During the retreat the procedures were placed on several large charts for discussion. The finalized procedures were presented to the staff, including all new teachers, in August for discussion and implementation. These procedures form the basis for the poster, which the district's graphic arts department designed and produced.

Because of the existing induction training many of the new teachers have been trained in what to do and how to teach the school's procedures. It's comforting to have everyone "on the same page." It makes it easier for the veteran teacher to help the new teachers fine-tune their classroom techniques. If necessary, sometimes a sub is hired for a new teacher so that that teacher can shadow a veteran teacher during a day. Watching and being part of a common culture helps to quickly bring everyone up to speed with the rest of the staff.

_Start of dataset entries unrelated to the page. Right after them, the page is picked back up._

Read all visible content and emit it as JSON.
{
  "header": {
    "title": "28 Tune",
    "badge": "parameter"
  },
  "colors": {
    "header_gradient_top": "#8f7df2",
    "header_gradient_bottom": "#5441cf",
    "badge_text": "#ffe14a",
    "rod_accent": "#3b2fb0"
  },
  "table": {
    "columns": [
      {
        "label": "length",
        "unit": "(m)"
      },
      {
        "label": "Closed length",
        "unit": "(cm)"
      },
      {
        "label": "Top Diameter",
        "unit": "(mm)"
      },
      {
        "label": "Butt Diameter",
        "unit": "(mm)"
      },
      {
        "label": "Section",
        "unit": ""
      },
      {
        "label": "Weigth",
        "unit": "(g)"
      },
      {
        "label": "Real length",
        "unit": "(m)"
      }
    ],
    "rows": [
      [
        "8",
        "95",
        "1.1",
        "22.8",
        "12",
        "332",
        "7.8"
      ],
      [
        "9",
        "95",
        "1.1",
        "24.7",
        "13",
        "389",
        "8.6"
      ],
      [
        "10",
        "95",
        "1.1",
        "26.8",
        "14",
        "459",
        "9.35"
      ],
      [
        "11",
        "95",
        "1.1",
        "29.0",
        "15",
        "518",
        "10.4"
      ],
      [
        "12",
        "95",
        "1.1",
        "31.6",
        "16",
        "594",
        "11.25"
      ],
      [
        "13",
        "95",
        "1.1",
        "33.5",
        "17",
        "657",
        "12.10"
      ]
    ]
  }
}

Working Together As a Family

Mike Schmoker's book, Results: The Key to Continuous School Improvement, says that schools that show positive results in student achievement have a staff that exhibits "meaningful teamwork."

Roland Barth says the same thing in his book, Improving Schools From Within:

The nature of the relationship among the adults at the school has more to do with the school's quality,
its character, and
the achievement of its students
than any other factor.
Mike Schmoker and Roland Barth say what has always been known:
People who work together always achieve greater results
than people who work alone.
Resolutions for 2002

The tragic events of the past year have put the word FAMILY back into our vocabulary and our priorities in life. As a learning community you are a family of educators working to provide your students with the best opportunity to learn as there can possibly be. You want each of your students to grow up learned and successful. And what parent doesn't want this for his or her child?

Resolve in the coming year to work together as a staff to provide a climate where success is the norm for students and teachers. Reach out to colleagues with tips, pats, or just lend an ear. Do the same for your students, too. But most of all realize that you have the capacity to influence the world by what you do and who you are in the classroom. Teachers are the hope for a brighter tomorrow.

We wish you a most Effective and Happy New Year!